• Bibliographical Note

     

    The Workers’ Liberty website contains a long article, dated 3 March 2013 entitled “The Seven Ages of the Socialist Workers Party (UK) and its predecessors, Socialist Review and IS”.  This presents a long account of the history of the SWP and its predecessors which in many ways differs radically from the account I gave in my Cliff biography. I do not have time to go through all the points of disagreement. However, there is one bibliographical point which corrects a mistake in my bibliography.

    On page 591 under the heading “Miscellaneous Articles” I listed an article appearing in New Politics (US), No 2: Winter 1962 entitled “The 22nd Congress of the Russian Communist Party”.  I had not seen that issue of New Politics, and thought it was simply a reprint of the article  “The 22nd Congress of the CPSU” published in Socialist Review November 1961. (page 571).

    As the Workers’ Liberty piece points out, I was wrong; the New Politics article was significantly different:

    Again, at the 22nd Congress of the ruling party in the USSR, in 1961, Khrushchev returned to his anti-Stalin theme, and gave a lot more detail. Cliff wrote an article on the 22nd Congress which was published in three variants — one in the US magazine New Politics, one in SR, and one in IS journal.

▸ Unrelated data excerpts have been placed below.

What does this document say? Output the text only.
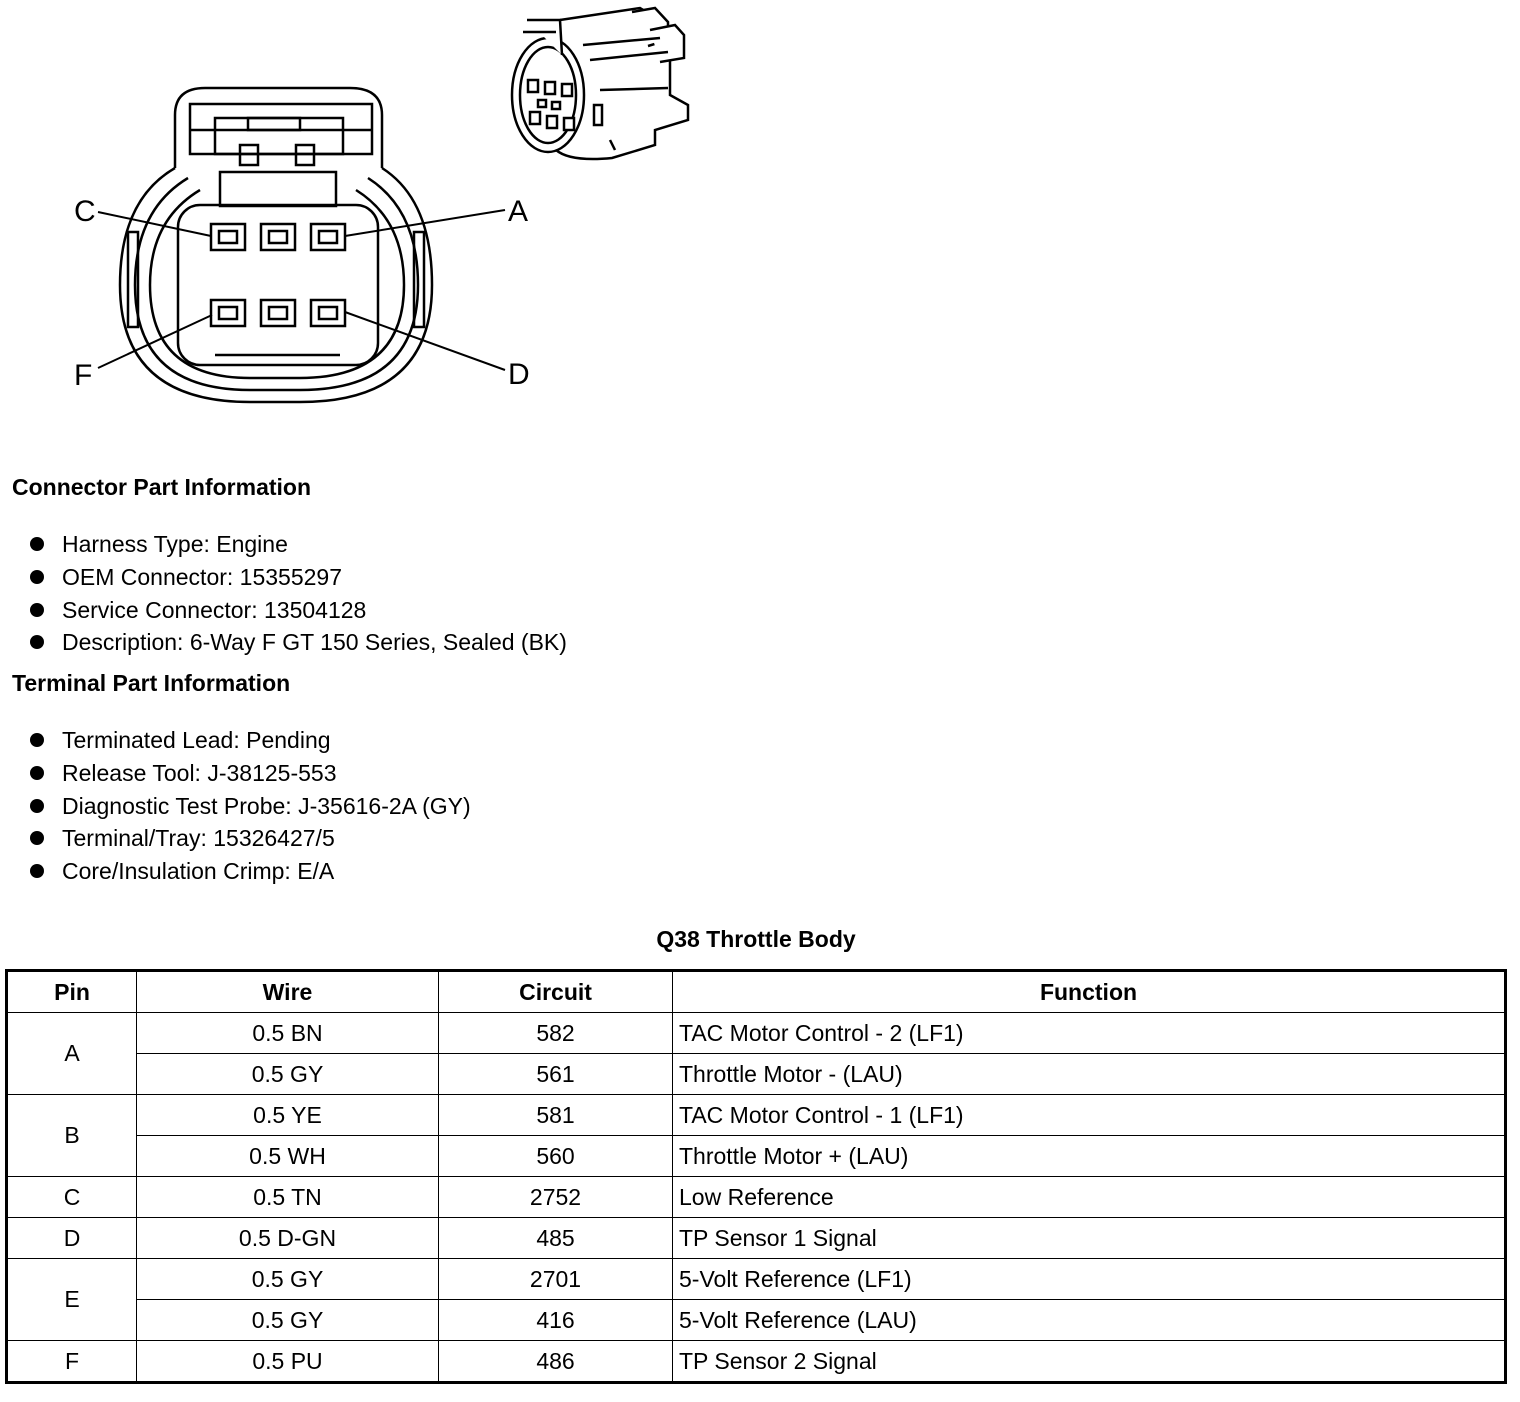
C	A
F	D
Connector Part Information
Harness Type: Engine
OEM Connector: 15355297
Service Connector: 13504128
Description: 6-Way F GT 150 Series, Sealed (BK)
Terminal Part Information
Terminated Lead: Pending
Release Tool: J-38125-553
Diagnostic Test Probe: J-35616-2A (GY)
Terminal/Tray: 15326427/5
Core/Insulation Crimp: E/A
Q38 Throttle Body
Pin	Wire	Circuit	Function
A	0.5 BN	582	TAC Motor Control - 2 (LF1)
	0.5 GY	561	Throttle Motor - (LAU)
B	0.5 YE	581	TAC Motor Control - 1 (LF1)
	0.5 WH	560	Throttle Motor + (LAU)
C	0.5 TN	2752	Low Reference
D	0.5 D-GN	485	TP Sensor 1 Signal
E	0.5 GY	2701	5-Volt Reference (LF1)
	0.5 GY	416	5-Volt Reference (LAU)
F	0.5 PU	486	TP Sensor 2 Signal
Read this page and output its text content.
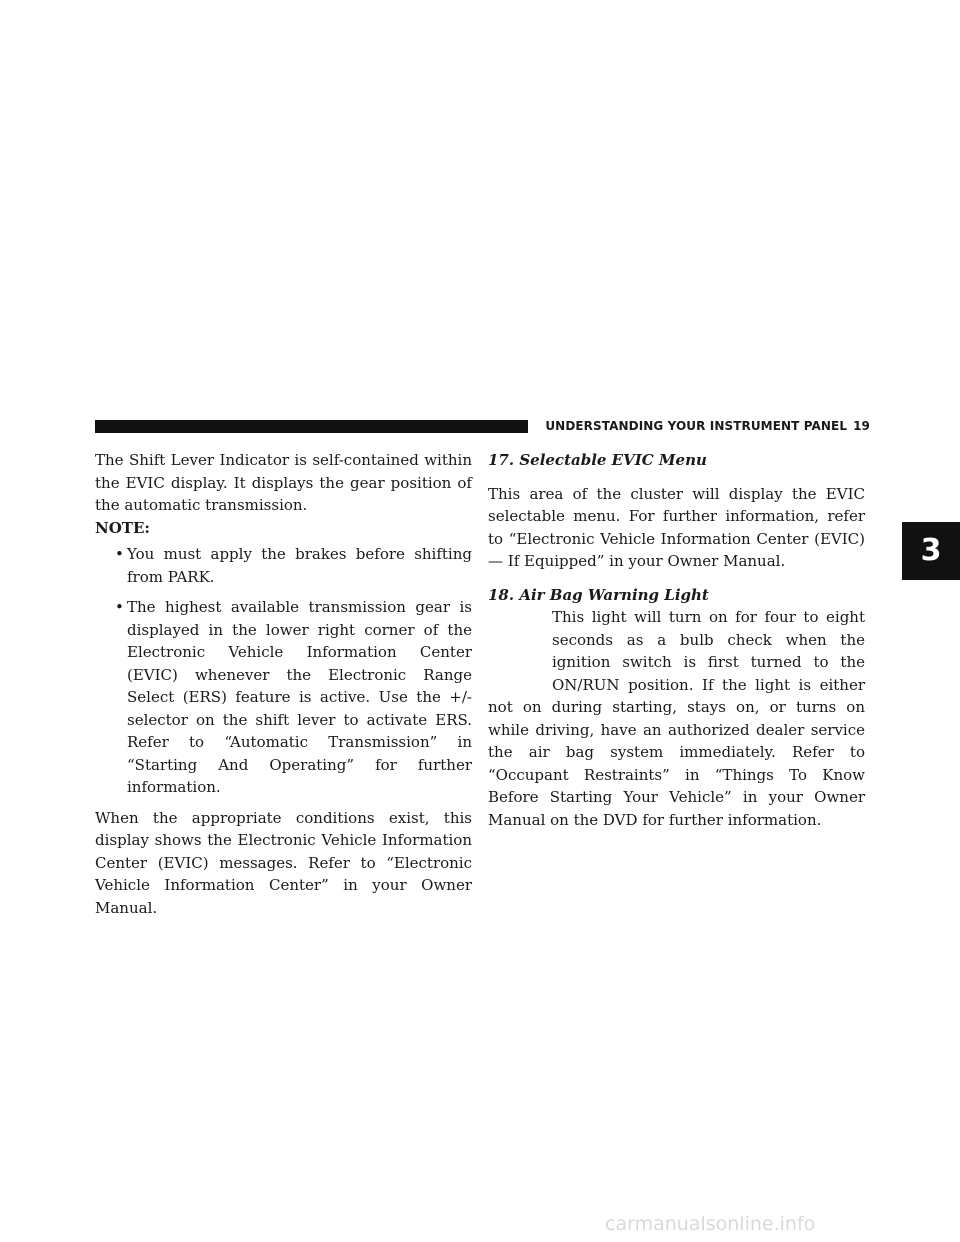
UNDERSTANDING YOUR INSTRUMENT PANEL 19

The Shift Lever Indicator is self-contained within the EVIC display. It displays the gear position of the automatic transmission.

NOTE:

• You must apply the brakes before shifting from PARK.
• The highest available transmission gear is displayed in the lower right corner of the Electronic Vehicle Information Center (EVIC) whenever the Electronic Range Select (ERS) feature is active. Use the +/- selector on the shift lever to activate ERS. Refer to “Automatic Transmission” in “Starting And Operating” for further information.

When the appropriate conditions exist, this display shows the Electronic Vehicle Information Center (EVIC) messages. Refer to “Electronic Vehicle Information Center” in your Owner Manual.

17. Selectable EVIC Menu

This area of the cluster will display the EVIC selectable menu. For further information, refer to “Electronic Vehicle Information Center (EVIC) — If Equipped” in your Owner Manual.

18. Air Bag Warning Light

This light will turn on for four to eight seconds as a bulb check when the ignition switch is first turned to the ON/RUN position. If the light is either not on during starting, stays on, or turns on while driving, have an authorized dealer service the air bag system immediately. Refer to “Occupant Restraints” in “Things To Know Before Starting Your Vehicle” in your Owner Manual on the DVD for further information.

3
carmanualsonline.info
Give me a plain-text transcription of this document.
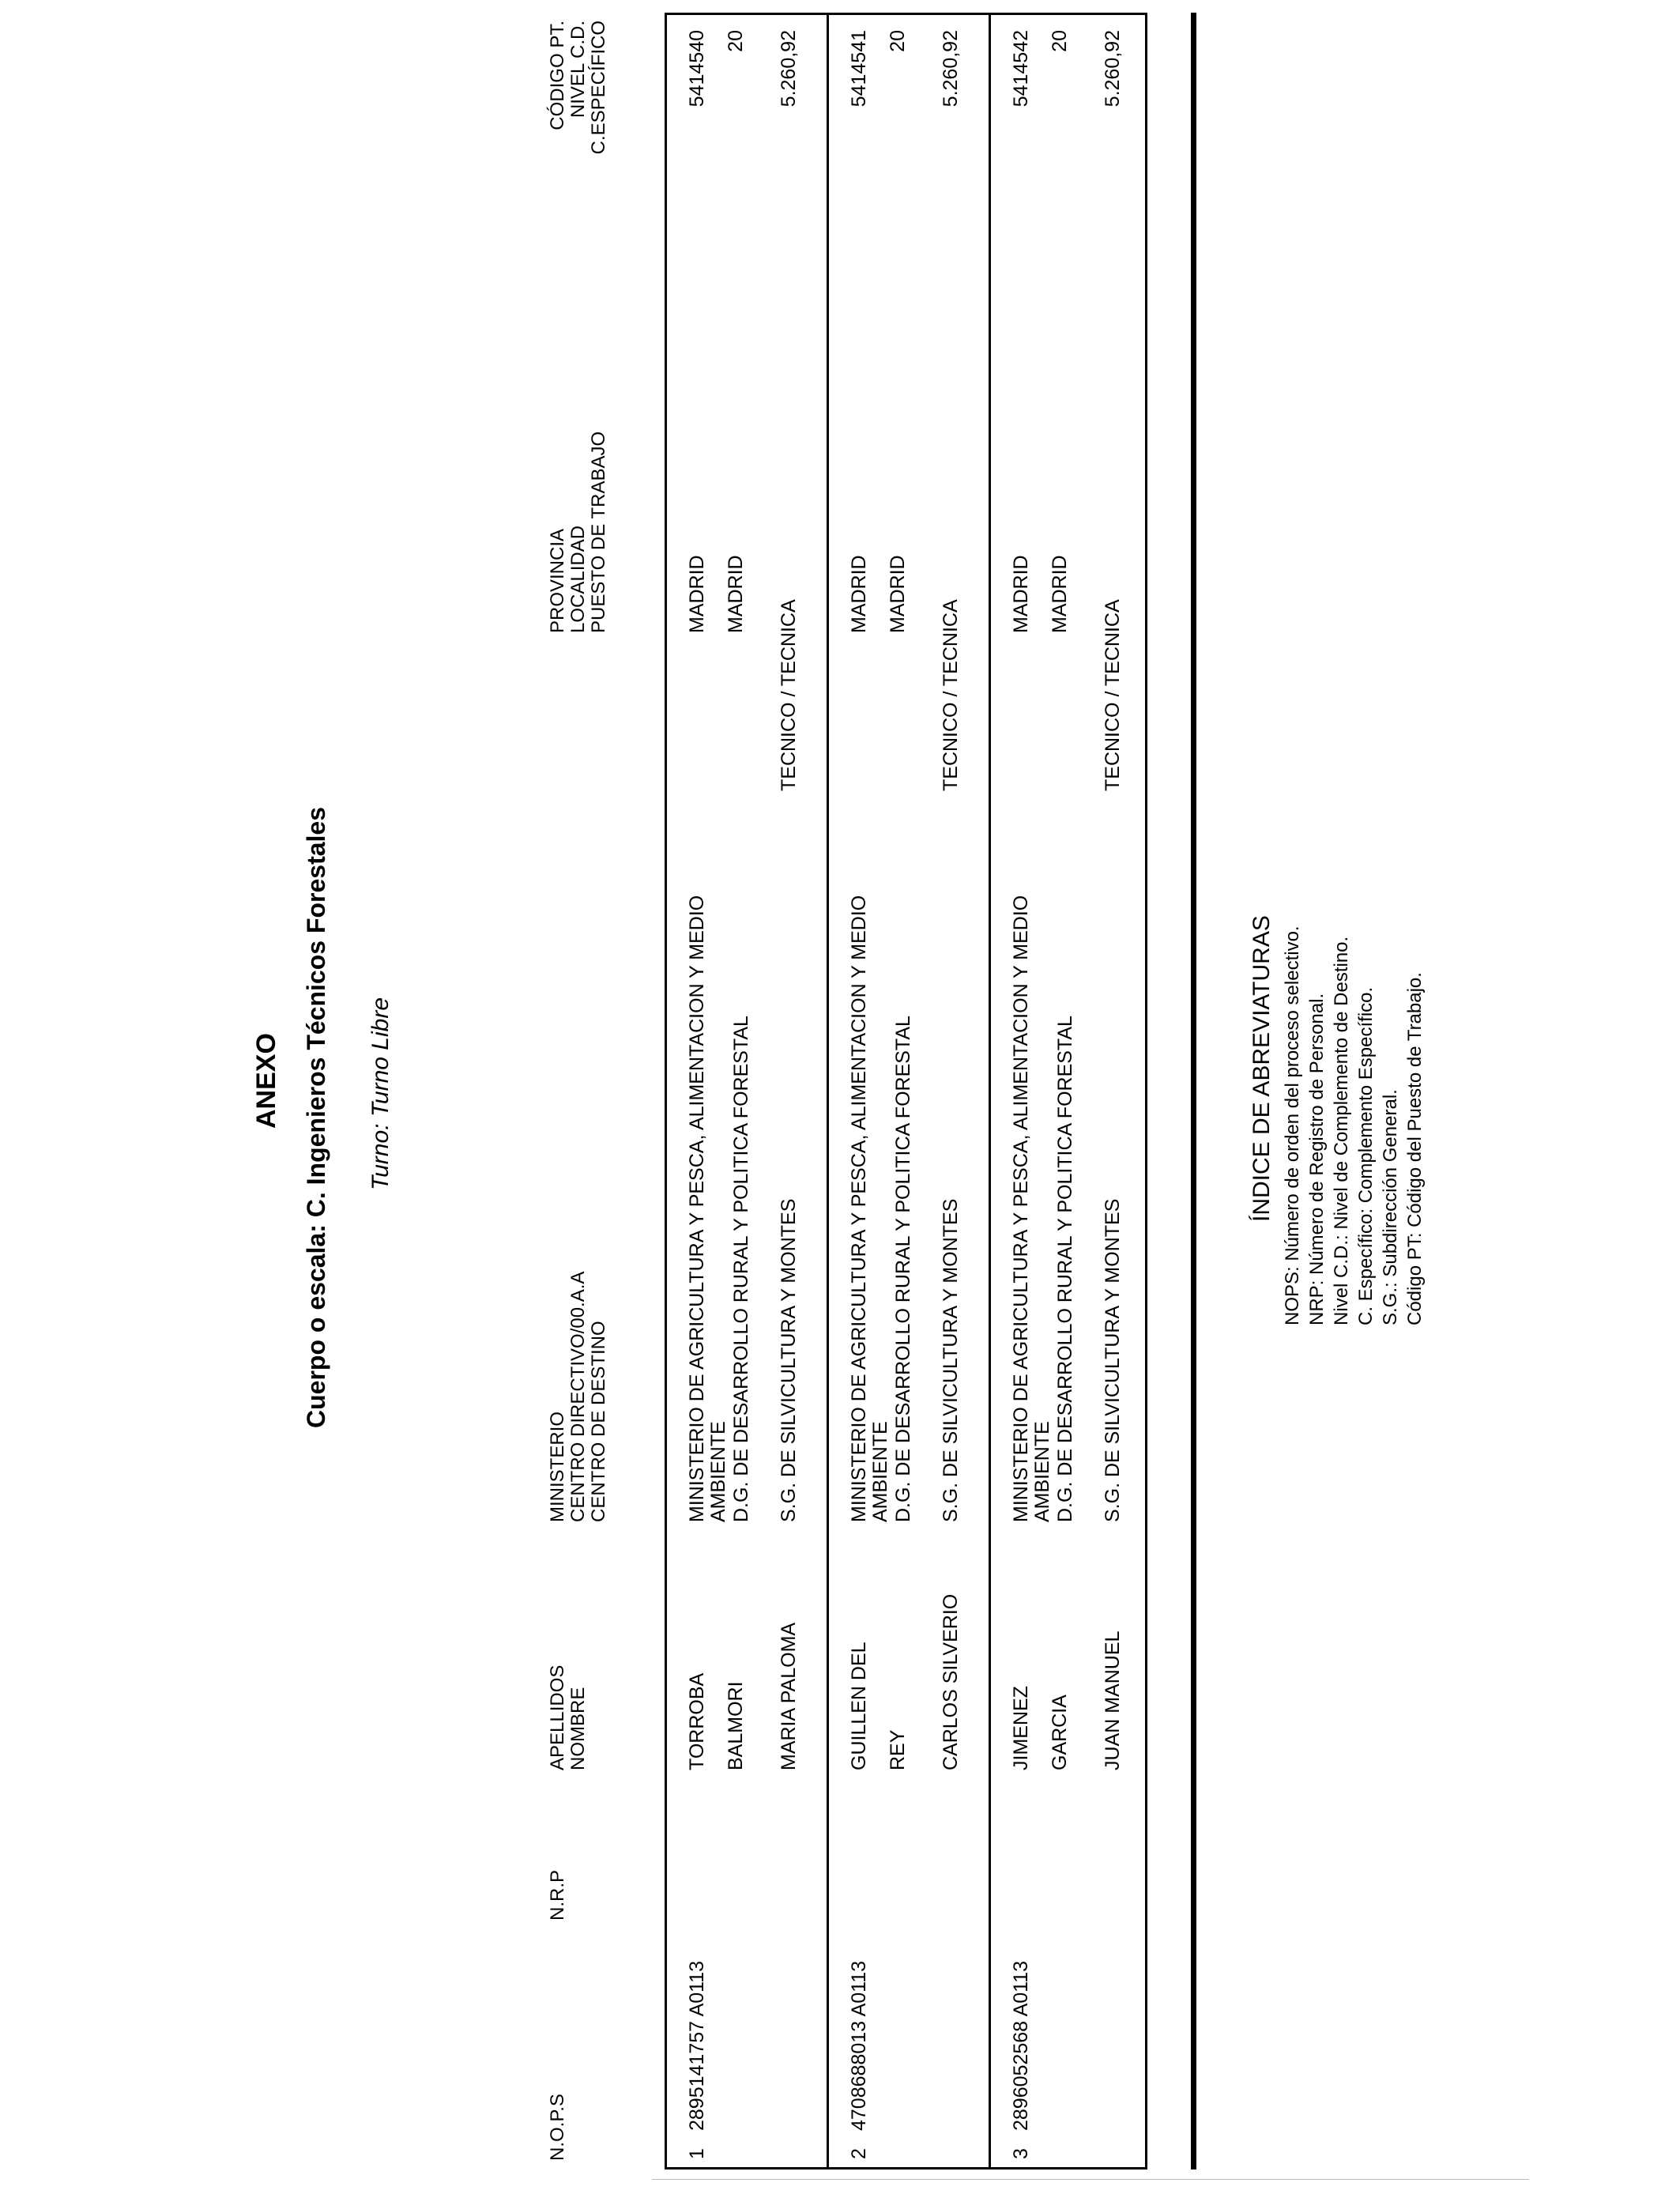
ANEXO Cuerpo o escala: C. Ingenieros Técnicos Forestales Turno: Turno Libre
N.O.P.S
N.R.P
APELLIDOS NOMBRE
MINISTERIO CENTRO DIRECTIVO/00.A.A CENTRO DE DESTINO
PROVINCIA LOCALIDAD PUESTO DE TRABAJO
CÓDIGO PT. NIVEL C.D. C.ESPECÍFICO
1
2895141757 A0113
TORROBA BALMORI MARIA PALOMA
MINISTERIO DE AGRICULTURA Y PESCA, ALIMENTACION Y MEDIO AMBIENTE D.G. DE DESARROLLO RURAL Y POLITICA FORESTAL S.G. DE SILVICULTURA Y MONTES
MADRID MADRID
TECNICO / TECNICA
5414540 20 5.260,92
2
4708688013 A0113
GUILLEN DEL REY CARLOS SILVERIO
MINISTERIO DE AGRICULTURA Y PESCA, ALIMENTACION Y MEDIO AMBIENTE D.G. DE DESARROLLO RURAL Y POLITICA FORESTAL S.G. DE SILVICULTURA Y MONTES
MADRID MADRID
TECNICO / TECNICA
5414541 20 5.260,92
3
2896052568 A0113
JIMENEZ GARCIA JUAN MANUEL
MINISTERIO DE AGRICULTURA Y PESCA, ALIMENTACION Y MEDIO AMBIENTE D.G. DE DESARROLLO RURAL Y POLITICA FORESTAL S.G. DE SILVICULTURA Y MONTES
MADRID MADRID
TECNICO / TECNICA
5414542 20 5.260,92
ÍNDICE DE ABREVIATURAS NOPS: Número de orden del proceso selectivo. NRP: Número de Registro de Personal. Nivel C.D.: Nivel de Complemento de Destino. C. Específico: Complemento Específico. S.G.: Subdirección General. Código PT: Código del Puesto de Trabajo.
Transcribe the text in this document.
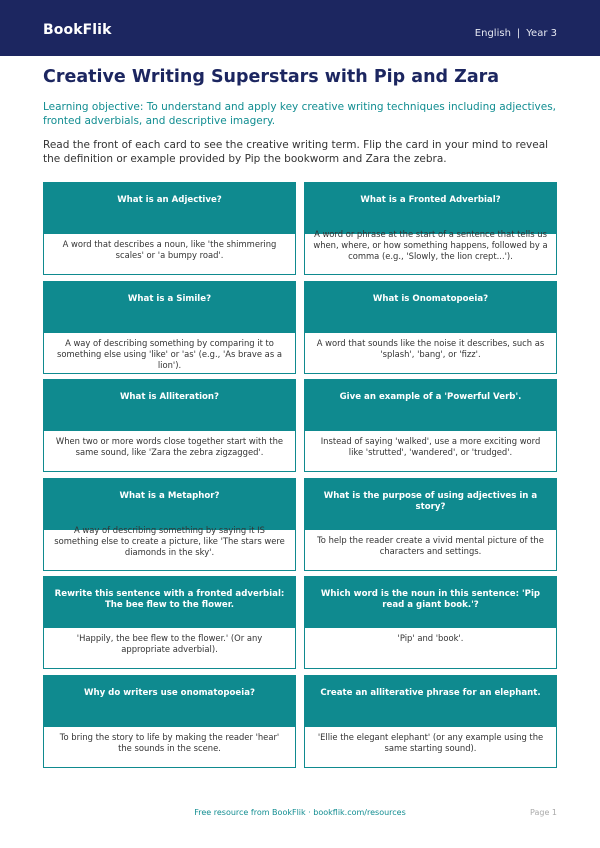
BookFlik	English | Year 3
Creative Writing Superstars with Pip and Zara

Learning objective: To understand and apply key creative writing techniques including adjectives, fronted adverbials, and descriptive imagery.

Read the front of each card to see the creative writing term. Flip the card in your mind to reveal the definition or example provided by Pip the bookworm and Zara the zebra.

What is an Adjective?
A word that describes a noun, like 'the shimmering scales' or 'a bumpy road'.
What is a Fronted Adverbial?
A word or phrase at the start of a sentence that tells us when, where, or how something happens, followed by a comma (e.g., 'Slowly, the lion crept...').
What is a Simile?
A way of describing something by comparing it to something else using 'like' or 'as' (e.g., 'As brave as a lion').
What is Onomatopoeia?
A word that sounds like the noise it describes, such as 'splash', 'bang', or 'fizz'.
What is Alliteration?
When two or more words close together start with the same sound, like 'Zara the zebra zigzagged'.
Give an example of a 'Powerful Verb'.
Instead of saying 'walked', use a more exciting word like 'strutted', 'wandered', or 'trudged'.
What is a Metaphor?
A way of describing something by saying it IS something else to create a picture, like 'The stars were diamonds in the sky'.
What is the purpose of using adjectives in a story?
To help the reader create a vivid mental picture of the characters and settings.
Rewrite this sentence with a fronted adverbial: The bee flew to the flower.
'Happily, the bee flew to the flower.' (Or any appropriate adverbial).
Which word is the noun in this sentence: 'Pip read a giant book.'?
'Pip' and 'book'.
Why do writers use onomatopoeia?
To bring the story to life by making the reader 'hear' the sounds in the scene.
Create an alliterative phrase for an elephant.
'Ellie the elegant elephant' (or any example using the same starting sound).
Free resource from BookFlik · bookflik.com/resources	Page 1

    In the New Politics version, the longest of the three, he developed the perspective of “welfare state” state capitalism in the USSR. “The programme, in sum, is one of ‘Welfare State Capitalism’.” Cliff warned that “the transition from poor, aspiring state capitalism to mature ‘welfare’ state capitalism… will, at best, take decades… Communist Russia will probably never succeed in becoming a full fledged ‘welfare” state capitalist society”; but he didn’t question the direction of development, or see any reason why Khrushchev couldn’t continue to make concessions until there would be in existence, under state-capitalist totalitarianism, a welfare system as there was in the West.